USA President Bush on Origins

Teach Intelligent Design Alongside Evolution

by Pam Sheppard on August 4, 2005

President Bush's recent remarks (August 1) that endorsed public school children learning about intelligent design alongside evolution are drawing praise from some and criticism from others.

His comments about the teaching of origins, made to reporters from five Texas newspapers, made headlines around the world with reports that either bashed or backed Bush's statements.

When asked whether he accepted the view that intelligent design (the idea that certain features of living and non-living things were designed by an "intelligent cause" as opposed to being formed through natural causes) was an alternative to evolution, Bush told the reporters in a Washington Post article (August 3), "Both sides ought to be properly taught … so people can understand what the debate is about." He then added, "Part of education is to expose people to different schools of thought. You're asking me whether or not people ought to be exposed to different ideas, and the answer is yes."

Those critical of Bush's comments include the National Center for Science Education (NCSE), an organization devoted to helping teachers teach evolution in public schools and to combat creationists. Susan Spath, an NCSE spokesperson, said in a New York Times article (August 3), "It sounds like you're being fair, but creationism is a sectarian religious viewpoint, and intelligent design is a sectarian religious viewpoint."

In the same article, Spath added that intelligent design was viewed as more respectable and sophisticated than biblical creationism but was fundamentally anti-evolution.

The Rev. Barry W. Lynn, the executive director of Americans United for Separation of Church and State, said in the same Times article, that "when it comes to evolution, there is only one school of scientific thought, and that is evolution occurred and is still occurring."

Not surprisingly, the National Science Teachers Association (NSTA), the world's largest organization of science educators, said it was "stunned and disappointed" that President Bush is endorsing the teaching of intelligent design, a theory they don't consider as science. In a Yahoo article (August 3), the NSTA president said, "It is simply not fair to present pseudoscience to students in the science classroom. Nonscientific viewpoints have little value in increasing students' knowledge of the natural world."
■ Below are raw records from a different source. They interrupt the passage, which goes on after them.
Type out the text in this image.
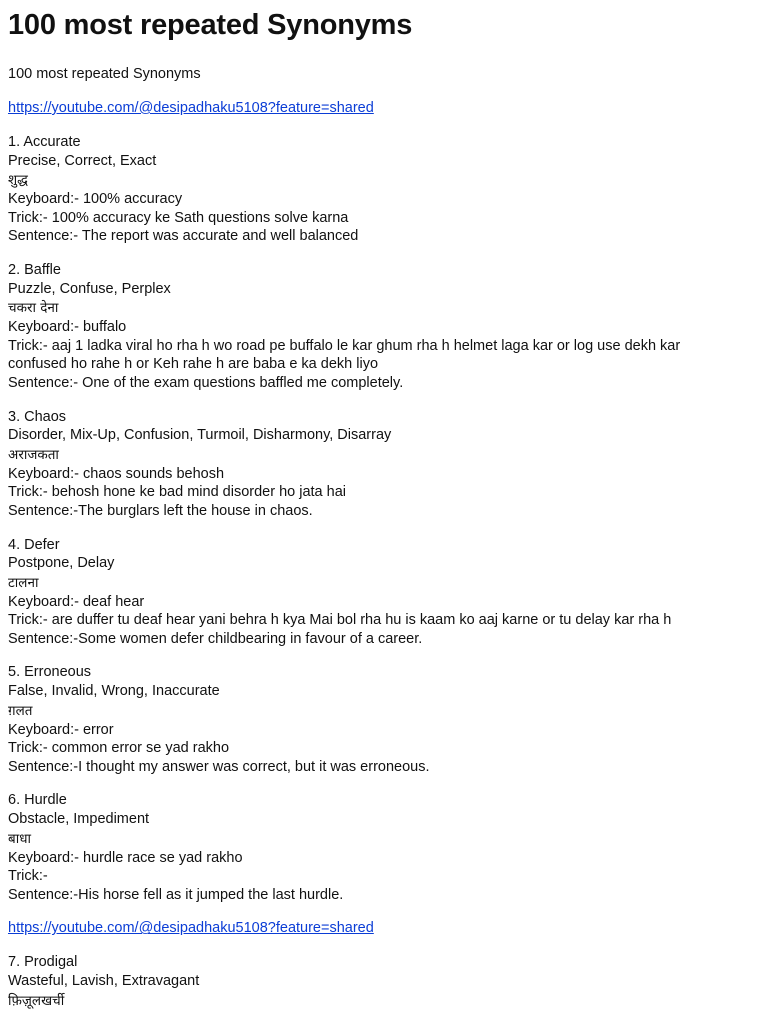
100 most repeated Synonyms

100 most repeated Synonyms

https://youtube.com/@desipadhaku5108?feature=shared

1. Accurate

Precise, Correct, Exact

शुद्ध

Keyboard:- 100% accuracy

Trick:- 100% accuracy ke Sath questions solve karna

Sentence:- The report was accurate and well balanced

2. Baffle

Puzzle, Confuse, Perplex

चकरा देना

Keyboard:- buffalo

Trick:- aaj 1 ladka viral ho rha h wo road pe buffalo le kar ghum rha h helmet laga kar or log use dekh kar confused ho rahe h or Keh rahe h are baba e ka dekh liyo

Sentence:- One of the exam questions baffled me completely.

3. Chaos

Disorder, Mix-Up, Confusion, Turmoil, Disharmony, Disarray

अराजकता

Keyboard:- chaos sounds behosh

Trick:- behosh hone ke bad mind disorder ho jata hai

Sentence:-The burglars left the house in chaos.

4. Defer

Postpone, Delay

टालना

Keyboard:- deaf hear

Trick:- are duffer tu deaf hear yani behra h kya Mai bol rha hu is kaam ko aaj karne or tu delay kar rha h

Sentence:-Some women defer childbearing in favour of a career.

5. Erroneous

False, Invalid, Wrong, Inaccurate

ग़लत

Keyboard:- error

Trick:- common error se yad rakho

Sentence:-I thought my answer was correct, but it was erroneous.

6. Hurdle

Obstacle, Impediment

बाधा

Keyboard:- hurdle race se yad rakho

Trick:-

Sentence:-His horse fell as it jumped the last hurdle.

https://youtube.com/@desipadhaku5108?feature=shared

7. Prodigal

Wasteful, Lavish, Extravagant

फ़िज़ूलखर्ची
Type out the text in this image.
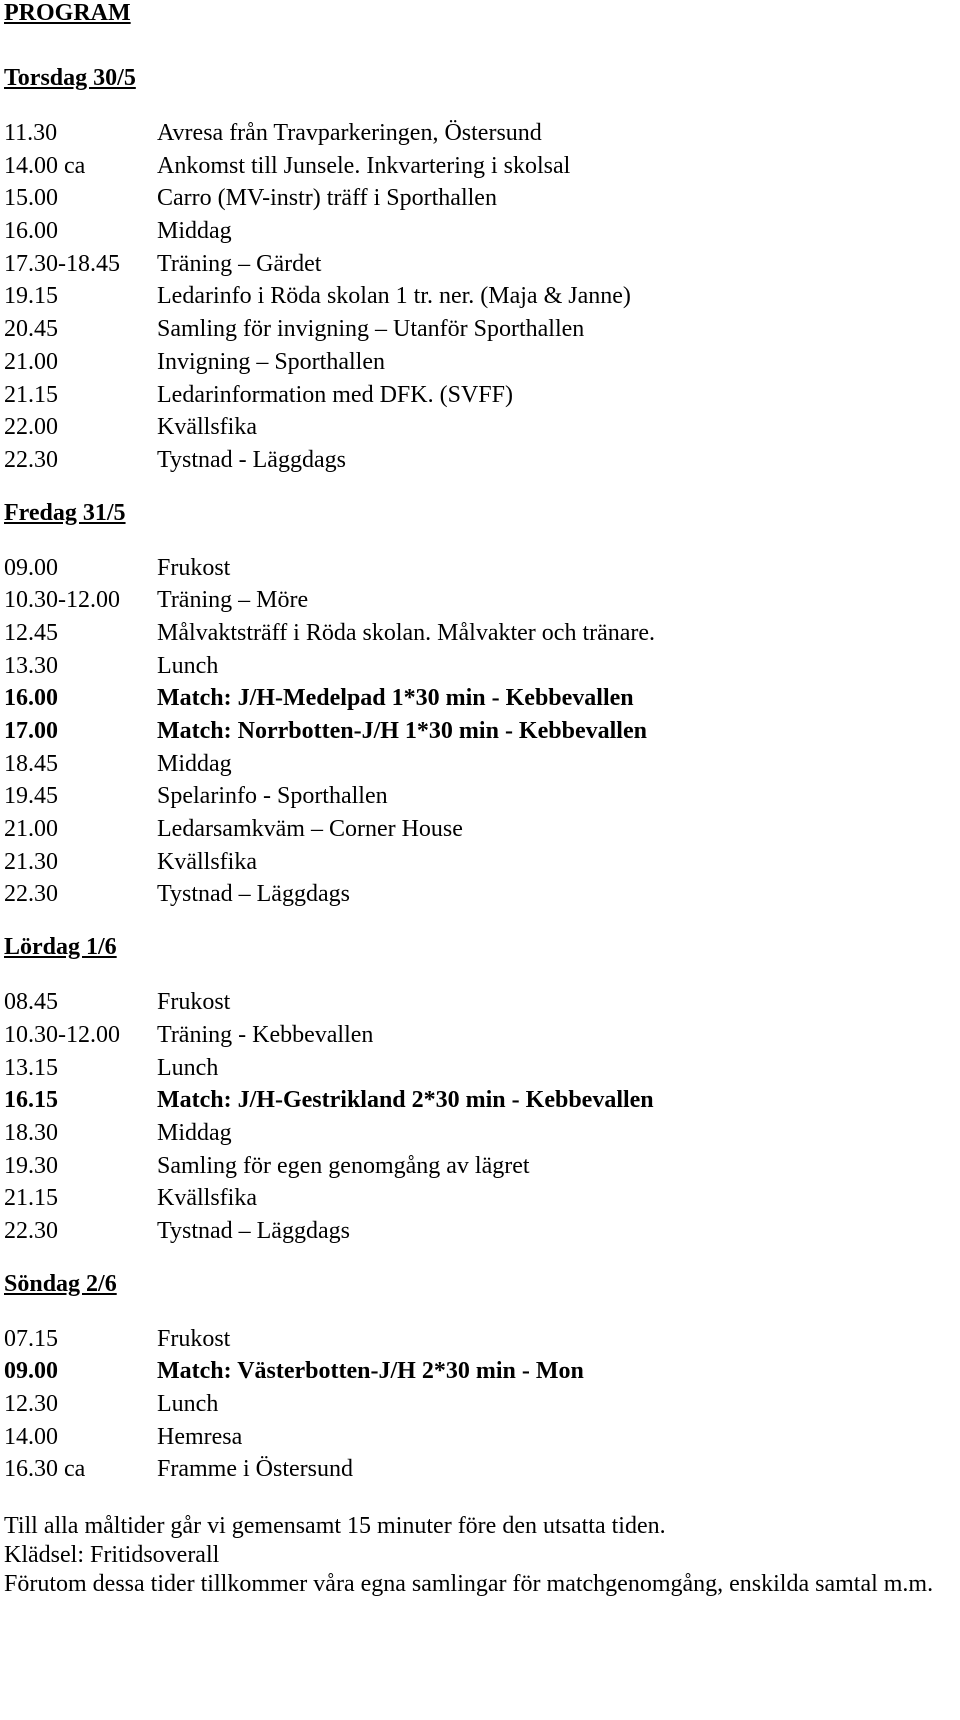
PROGRAM
Torsdag 30/5
11.30	Avresa från Travparkeringen, Östersund
14.00 ca	Ankomst till Junsele. Inkvartering i skolsal
15.00	Carro (MV-instr) träff i Sporthallen
16.00	Middag
17.30-18.45	Träning – Gärdet
19.15	Ledarinfo i Röda skolan 1 tr. ner. (Maja & Janne)
20.45	Samling för invigning – Utanför Sporthallen
21.00	Invigning – Sporthallen
21.15	Ledarinformation med DFK. (SVFF)
22.00	Kvällsfika
22.30	Tystnad - Läggdags
Fredag 31/5
09.00	Frukost
10.30-12.00	Träning – Möre
12.45	Målvaktsträff i Röda skolan. Målvakter och tränare.
13.30	Lunch
16.00	Match: J/H-Medelpad 1*30 min - Kebbevallen
17.00	Match: Norrbotten-J/H 1*30 min - Kebbevallen
18.45	Middag
19.45	Spelarinfo - Sporthallen
21.00	Ledarsamkväm – Corner House
21.30	Kvällsfika
22.30	Tystnad – Läggdags
Lördag 1/6
08.45	Frukost
10.30-12.00	Träning - Kebbevallen
13.15	Lunch
16.15	Match: J/H-Gestrikland 2*30 min - Kebbevallen
18.30	Middag
19.30	Samling för egen genomgång av lägret
21.15	Kvällsfika
22.30	Tystnad – Läggdags
Söndag 2/6
07.15	Frukost
09.00	Match: Västerbotten-J/H 2*30 min - Mon
12.30	Lunch
14.00	Hemresa
16.30 ca	Framme i Östersund

Till alla måltider går vi gemensamt 15 minuter före den utsatta tiden.

Klädsel: Fritidsoverall

Förutom dessa tider tillkommer våra egna samlingar för matchgenomgång, enskilda samtal m.m.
The Discovery Institute, a Seattle-based intelligent design "think tank," applauded Bush's remarks that "support freedom of inquiry and free speech about the issue of biological origins." Stephen Meyer, the director of the institute's Center for Science and Culture, said in the New York Times (August 3), "It's extremely timely and welcome because so many scientists are experiencing recriminations for breaking with Darwinist orthodoxy."

[o]f course, scientific critiques of any theory should be a normal part of the science curriculum.

According to a Discovery Institute News press release (August 2), President Bush's comments are consistent with what he told Science magazine in the fall of 2004. When asked whether "'intelligent design' or other scientific critiques of evolutionary theory [should] be taught in public schools?" Bush responded that "it is not the federal government's role to tell states and local boards of education what they should teach in the classroom" but "[o]f course, scientific critiques of any theory should be a normal part of the science curriculum."

But just days later, some in Bush's camps seem to be doing a bit of backpedaling. Bush's science adviser, John H. Marburger told the New York Times (August 3) that "evolution is the cornerstone of modern biology" and "intelligent design is not a scientific concept." He went on to say that Mr. Bush's remarks should be interpreted to mean that the president believes that intelligent design should be discussed as part of the "social context" in science classes.

While design arguments used in the Intelligent Design Movement may seem very appealing at first, the central problem with the ID movement, as stated numerous times by AiG's newest speaker Dr. Georgia Purdom, is that it divorces the Creator from creation. The Creator cannot be separated from creation; they reflect on each other.)

The only real hope for rebuilding the broken foundation of our once-Christian nation is to return to the authority of God's Word, beginning with Genesis 1-11. This is where we find the only effective explanation and solution for the problems found in our sin-cursed world.